Tuesday, January 22, 2013

Winter Greater Sage-Grouse

A couple of weeks ago I was in northeastern Montana for some meetings and I managed to carve off a few hours one morning for a quick trip out to an area where I knew Greater Sage-Grouse have wintered in the past. I also had a local resident tell me that she had observed a number of birds in the area recently so I was hopeful that I would run across a few birds.
The weather that morning was fairly nice but somewhat windy, which is pretty typical for that area this time of year. The worst part was that there was a pretty heavy overcast too, which didn't provide for the best light for photography.
I had to search quite a bit for any birds, but finally found a small group of about 5 birds just off the road, just as I was about to turn around and head back towards town. They got nervous when I stopped to watch them and they flew off a short ways to the south, making the rather miserable light conditions even worse as I would be looking directly into what light there was.
I moved off down the road a ways and pulled off to check to see if I had any phone messages and there they were. A large flock of about 80 birds just off the road, plucking sagebrush leaves from the exposed sage in the snow.

I am not surprised that I had a hard time finding these birds. They are very good at blending in to a snowy sage landscape.

 After a short while the bird relaxed and continued to forage in the sage next to the road I was on.

 Maybe next time I can find them with a bit more light to work with, but it certainly was a nice way to spend a morning.

Tuesday, January 15, 2013

Bighorn Sheep Follow Up

For those of you that might not have checked out the comments on my last post, I wanted highlight a comment from Jesse DeVoe on that post. Jesse is a graduate student at MSU as part of The Greater Yellowstone Area Mountain Ungulate Project. The ewe bighorn I had the photo of is one of the study animals in this project.

As Jesse explained, the two collars on the ewe serve different purposes and this is further explained in the following from the projects website
"The dual collaring strategy involves the deployment of both a GPS and VHF radio collar on a
single individual.  The advantage of GPS technology is that it provides fine-scale (precise)
spatial data at regular, relatively short, time intervals.

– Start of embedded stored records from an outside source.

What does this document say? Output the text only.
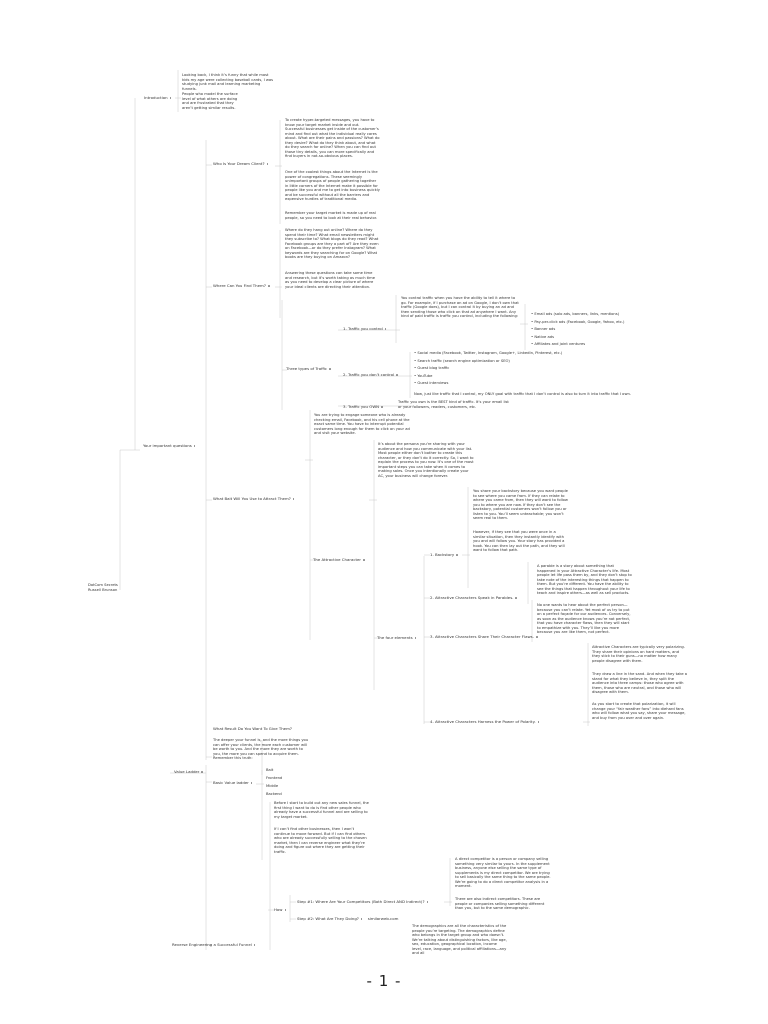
DotCom Secrets
Russell Brunson
Introduction
Looking back, I think it’s funny that while most kids my age were collecting baseball cards, I was studying junk mail and learning marketing funnels.
People who model the surface level of what others are doing and are frustrated that they aren’t getting similar results.
Your important questions
Who Is Your Dream Client?
To create hyper-targeted messages, you have to know your target market inside and out. Successful businesses get inside of the customer’s mind and find out what the individual really cares about. What are their pains and passions? What do they desire? What do they think about, and what do they search for online? When you can find out those tiny details, you can more specifically and find buyers in not-so-obvious places.
One of the coolest things about the Internet is the power of congregations. These seemingly unimportant groups of people gathering together in little corners of the Internet make it possible for people like you and me to get into business quickly and be successful without all the barriers and expensive hurdles of traditional media.
Remember your target market is made up of real people, so you need to look at their real behavior.
Where Can You Find Them?
Where do they hang out online? Where do they spend their time? What email newsletters might they subscribe to? What blogs do they read? What Facebook groups are they a part of? Are they even on Facebook—or do they prefer Instagram? What keywords are they searching for on Google? What books are they buying on Amazon?
Answering these questions can take some time and research, but it’s worth taking as much time as you need to develop a clear picture of where your ideal clients are directing their attention.
Three types of Traffic
1. Traffic you control
You control traffic when you have the ability to tell it where to go. For example, if I purchase an ad on Google, I don’t own that traffic (Google does), but I can control it by buying an ad and then sending those who click on that ad anywhere I want. Any kind of paid traffic is traffic you control, including the following:	• Email ads (solo ads, banners, links, mentions)
• Pay-per-click ads (Facebook, Google, Yahoo, etc.)
• Banner ads
• Native ads
• Affiliates and joint ventures
2. Traffic you don’t control
• Social media (Facebook, Twitter, Instagram, Google+, LinkedIn, Pinterest, etc.)
• Search traffic (search engine optimization or SEO)
• Guest blog traffic
• YouTube
• Guest interviews
Now, just like traffic that I control, my ONLY goal with traffic that I don’t control is also to turn it into traffic that I own.
3. Traffic you OWN
Traffic you own is the BEST kind of traffic. It’s your email list or your followers, readers, customers, etc.
What Bait Will You Use to Attract Them?
You are trying to engage someone who is already checking email, Facebook, and his cell phone at the exact same time. You have to interrupt potential customers long enough for them to click on your ad and visit your website.
The Attractive Character
It’s about the persona you’re sharing with your audience and how you communicate with your list. Most people either don’t bother to create this character, or they don’t do it correctly. So, I want to explain the process to you now. It’s one of the most important steps you can take when it comes to making sales. Once you intentionally create your AC, your business will change forever.
The four elements
1. Backstory
You share your backstory because you want people to see where you came from. If they can relate to where you came from, then they will want to follow you to where you are now. If they don’t see the backstory, potential customers won’t follow you or listen to you. You’ll seem unteachable; you won’t seem real to them.
However, if they see that you were once in a similar situation, then they instantly identify with you and will follow you. Your story has provided a hook. You can then lay out the path, and they will want to follow that path.
2. Attractive Characters Speak in Parables.
A parable is a story about something that happened in your Attractive Character’s life. Most people let life pass them by, and they don’t stop to take note of the interesting things that happen to them. But you’re different. You have the ability to see the things that happen throughout your life to teach and inspire others—as well as sell products.
3. Attractive Characters Share Their Character Flaws.
No one wants to hear about the perfect person—because you can’t relate. Yet most of us try to put on a perfect façade for our audiences. Conversely, as soon as the audience knows you’re not perfect, that you have character flaws, then they will start to empathize with you. They’ll like you more because you are like them, not perfect.
4. Attractive Characters Harness the Power of Polarity.
Attractive Characters are typically very polarizing. They share their opinions on hard matters, and they stick to their guns—no matter how many people disagree with them.
They draw a line in the sand. And when they take a stand for what they believe in, they split the audience into three camps: those who agree with them, those who are neutral, and those who will disagree with them.
As you start to create that polarization, it will change your “fair weather fans” into diehard fans who will follow what you say, share your message, and buy from you over and over again.
What Result Do You Want To Give Them?
Value Ladder
The deeper your funnel is, and the more things you can offer your clients, the more each customer will be worth to you. And the more they are worth to you, the more you can spend to acquire them. Remember this truth:
Basic Value ladder
Bait
Frontend
Middle
Backend
Before I start to build out any new sales funnel, the first thing I want to do is find other people who already have a successful funnel and are selling to my target market.
If I can’t find other businesses, then I won’t continue to move forward. But if I can find others who are already successfully selling to the chosen market, then I can reverse engineer what they’re doing and figure out where they are getting their traffic.
Reverse Engineering a Successful Funnel
How
Step #1: Where Are Your Competitors (Both Direct AND Indirect)?
A direct competitor is a person or company selling something very similar to yours. In the supplement business, anyone else selling the same type of supplements is my direct competitor. We are trying to sell basically the same thing to the same people. We’re going to do a direct competitor analysis in a moment.
There are also indirect competitors. These are people or companies selling something different than you, but to the same demographic.
Step #2: What Are They Doing? similarweb.com
The demographics are all the characteristics of the people you’re targeting. The demographics define who belongs in the target group and who doesn’t. We’re talking about distinguishing factors, like age, sex, education, geographical location, income level, race, language, and political affiliations—any and all
- 1 -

Such data are optimal for addressing
questions of spatial ecology.  Spatial studies will provide insights into movement dynamics at the
scale of individuals important in defining discrete populations, identifying migration pathways
and corridors, and describing patterns of fidelity, dispersal, and metapopulation dynamics.  GPS technology is the most appropriate method for this effort as detailed spatial studies would requireintensive and extensive aerial surveys if VHF telemetry were used.  The unpredictability of flying weather and the inherent hazards of flying in mountainous terrain would limit both the
spatial and temporal resolution of the data and, thus, erode the potential ecological insights that
can be gained from such an effort.
The disadvantage, however, of GPS technology is that deployment on animals is limited to
approximately 1 to 2 years due to short battery life which limits their utility for collecting
demographic (survival, reproduction) data.  The VHF collars, on the other hand, have the
capacity for long term deployment (about 5-8 years) and are optimal for addressing questions of population dynamics. Understanding and estimating the basic vital rates of the populations, that is survival and reproduction of adults and survival and recruitment of young-of-the-year, is
important knowledge for managing and conserving populations. In ungulates, these
demographic processes are age-dependent and can vary from year-to-year depending on
variability in warm and cold season weather which, in turn, influences forage quantity, quality,
and availability. VHF telemetry is a simple, reliable, and economical tool for long term survival
and reproduction studies of individual animals. Thus, the combined instrumentation of GPS and
VHF collars on individuals will serve to integrate and maximize ecological insight in an efficient
 More information on the telemetry part of the study, including capture techniques, immobilization, and more specifics about the collars can be found here (PDF).

Judging from what I could find in this document, this individual is marked as either B or C based on the location of the white mark (duct tape) on the brown collar (you can see the stripe across the collar just behind this ewe's ear) and she is part of Upper Yellowstone study site (did I get this right Jesse and might you have any further info I could share on this particular ewe?).

Thursday, January 3, 2013

Montana Bighorn Sheep

Last weekend we took a trip to Yellowstone National Park. As we entered the park just south of Gardiner I told the boys to be on the lookout for Bighorn Sheep on the cliffs east of the highway. Crean soon spotted a ram high on top of the cliff and Benton spotted a few more on our way out of the park later that afternoon.

The following morning we found a ewe and her lamb from this spring feeding on some shrubs right along the highway. The best view we got though was on our way home just south of Gardiner along the north side of the highway. A small band of sheep were bedded down just off the highway and we got good looks at these animals.

One of the ewes had two radio collars on her neck. I am not sure why she was double collared or what study she was part of, but I will try to find out.

One of the rams took a particular interest in her.